El ministro estaba muy calmado. Desplazó el micrófono unos veinte centímetros, se pasó la mano por el pelo y clavó la mirada en el reportero de la televisión.
– El ministro debe… -dijo en voz alta, pero despacio; el efecto fue inmediato, incluso las cámaras guardaron silencio-. Presento mi dimisión irrevocable -anunció.
Sin que nadie más hubiera dado muestras de que la rueda de prensa había acabado, recogió sus papeles. Se levantó, miró a la sala con los ojos entornados, enderezó la espalda y abandonó la sala.
Los dos policías que estaban al fondo de la sala sintieron simpatía por el joven ministro.
– Tampoco es que él haya hecho nada malo -murmuró Håkon-. Sólo ha escogido a un colaborador algo truhán.

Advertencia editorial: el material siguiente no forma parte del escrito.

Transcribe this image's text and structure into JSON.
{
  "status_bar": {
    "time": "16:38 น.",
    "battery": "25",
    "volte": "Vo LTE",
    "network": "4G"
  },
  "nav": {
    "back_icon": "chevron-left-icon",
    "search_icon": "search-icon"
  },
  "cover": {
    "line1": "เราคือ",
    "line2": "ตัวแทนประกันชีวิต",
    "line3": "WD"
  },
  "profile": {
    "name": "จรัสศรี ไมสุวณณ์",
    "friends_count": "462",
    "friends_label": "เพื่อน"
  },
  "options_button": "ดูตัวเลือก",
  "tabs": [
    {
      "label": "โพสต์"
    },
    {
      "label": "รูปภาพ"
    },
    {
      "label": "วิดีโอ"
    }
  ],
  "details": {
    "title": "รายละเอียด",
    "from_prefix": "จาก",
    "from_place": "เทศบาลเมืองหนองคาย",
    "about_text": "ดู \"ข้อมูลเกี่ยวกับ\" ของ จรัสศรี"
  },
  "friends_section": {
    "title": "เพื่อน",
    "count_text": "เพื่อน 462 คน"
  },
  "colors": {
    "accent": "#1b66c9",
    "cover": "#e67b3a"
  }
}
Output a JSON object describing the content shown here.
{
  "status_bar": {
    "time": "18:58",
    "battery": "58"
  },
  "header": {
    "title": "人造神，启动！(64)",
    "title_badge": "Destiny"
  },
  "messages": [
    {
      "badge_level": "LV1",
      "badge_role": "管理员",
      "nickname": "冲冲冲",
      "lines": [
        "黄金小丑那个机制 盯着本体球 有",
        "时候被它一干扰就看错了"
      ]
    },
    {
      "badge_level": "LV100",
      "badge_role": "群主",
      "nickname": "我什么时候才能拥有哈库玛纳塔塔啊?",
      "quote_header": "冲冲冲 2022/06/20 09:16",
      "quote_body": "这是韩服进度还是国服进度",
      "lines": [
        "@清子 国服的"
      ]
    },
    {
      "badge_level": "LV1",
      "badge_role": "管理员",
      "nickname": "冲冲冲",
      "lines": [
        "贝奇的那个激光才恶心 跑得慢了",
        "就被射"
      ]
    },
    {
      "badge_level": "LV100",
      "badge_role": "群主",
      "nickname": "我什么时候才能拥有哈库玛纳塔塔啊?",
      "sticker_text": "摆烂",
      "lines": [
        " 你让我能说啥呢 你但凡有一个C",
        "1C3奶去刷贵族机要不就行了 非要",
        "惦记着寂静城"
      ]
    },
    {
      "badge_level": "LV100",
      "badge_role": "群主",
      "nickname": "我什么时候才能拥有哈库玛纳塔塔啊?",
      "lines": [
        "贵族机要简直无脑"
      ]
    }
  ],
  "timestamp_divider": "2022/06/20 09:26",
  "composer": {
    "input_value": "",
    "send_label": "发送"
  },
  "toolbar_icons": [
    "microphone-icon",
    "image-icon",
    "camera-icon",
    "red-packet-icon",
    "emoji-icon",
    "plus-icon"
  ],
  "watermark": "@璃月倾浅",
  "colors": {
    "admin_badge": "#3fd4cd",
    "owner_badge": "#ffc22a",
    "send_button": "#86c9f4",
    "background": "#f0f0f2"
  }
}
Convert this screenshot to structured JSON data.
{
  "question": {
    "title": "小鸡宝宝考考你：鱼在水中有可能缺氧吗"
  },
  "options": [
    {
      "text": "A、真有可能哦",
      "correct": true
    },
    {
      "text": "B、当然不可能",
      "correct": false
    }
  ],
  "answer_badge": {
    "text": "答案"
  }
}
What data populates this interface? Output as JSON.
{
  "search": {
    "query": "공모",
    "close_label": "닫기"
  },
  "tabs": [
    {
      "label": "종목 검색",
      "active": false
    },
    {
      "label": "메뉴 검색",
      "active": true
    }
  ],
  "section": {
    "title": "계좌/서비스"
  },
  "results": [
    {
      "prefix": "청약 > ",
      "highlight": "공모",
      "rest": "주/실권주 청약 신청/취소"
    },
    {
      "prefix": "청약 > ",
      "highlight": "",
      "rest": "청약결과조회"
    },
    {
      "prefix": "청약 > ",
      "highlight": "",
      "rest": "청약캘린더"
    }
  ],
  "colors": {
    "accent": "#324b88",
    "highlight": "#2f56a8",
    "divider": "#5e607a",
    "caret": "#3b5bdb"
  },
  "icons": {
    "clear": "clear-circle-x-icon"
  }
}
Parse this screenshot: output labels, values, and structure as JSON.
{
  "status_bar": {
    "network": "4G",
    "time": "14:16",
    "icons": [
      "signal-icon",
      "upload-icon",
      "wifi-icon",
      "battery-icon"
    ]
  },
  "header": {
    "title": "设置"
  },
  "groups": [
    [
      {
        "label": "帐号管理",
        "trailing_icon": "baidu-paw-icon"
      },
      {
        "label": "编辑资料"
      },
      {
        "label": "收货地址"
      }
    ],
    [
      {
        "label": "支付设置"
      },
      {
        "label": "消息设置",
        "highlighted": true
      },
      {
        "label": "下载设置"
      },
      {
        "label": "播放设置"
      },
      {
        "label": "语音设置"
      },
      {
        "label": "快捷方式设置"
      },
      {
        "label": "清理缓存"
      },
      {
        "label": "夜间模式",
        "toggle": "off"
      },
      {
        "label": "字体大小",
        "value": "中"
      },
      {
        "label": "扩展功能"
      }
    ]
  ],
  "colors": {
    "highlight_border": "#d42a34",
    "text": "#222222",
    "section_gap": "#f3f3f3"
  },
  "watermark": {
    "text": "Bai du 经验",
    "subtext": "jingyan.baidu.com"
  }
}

– Good help is hard to get these days -dijo Hanne-. En ese sentido tú tienes suerte, porque me tienes a mí.
Le dio un beso en la mejilla y se despidió de él. La subinspectora Hanne Wilhelmsen se iba de compras nocturnas. Iba siendo hora de llevar a casa los regalos de Navidad.
Apenas quedaban diez días para Navidad. Los dioses del clima estaban emocionados e intentaron, por séptima vez en aquel otoño, adornar la ciudad para las fiestas. Esta vez parecía que lo iban a lograr. Ya había veinte centímetros de nieve en las grandes explanadas de césped ante el gran edificio arqueado de la Comisaría General de la calle Grønland. Los adoquines de la cuesta que conducía a la entrada estaban muy resbaladizos; a sólo diez metros de la puerta, la pierna mala del fiscal adjunto Håkon Sand falló. El taxista se había negado a probar suerte con el repecho, y Håkon estaba sudando la gota gorda para conseguir subirla a pie. Esa cuesta tenía que haber sido construida adrede.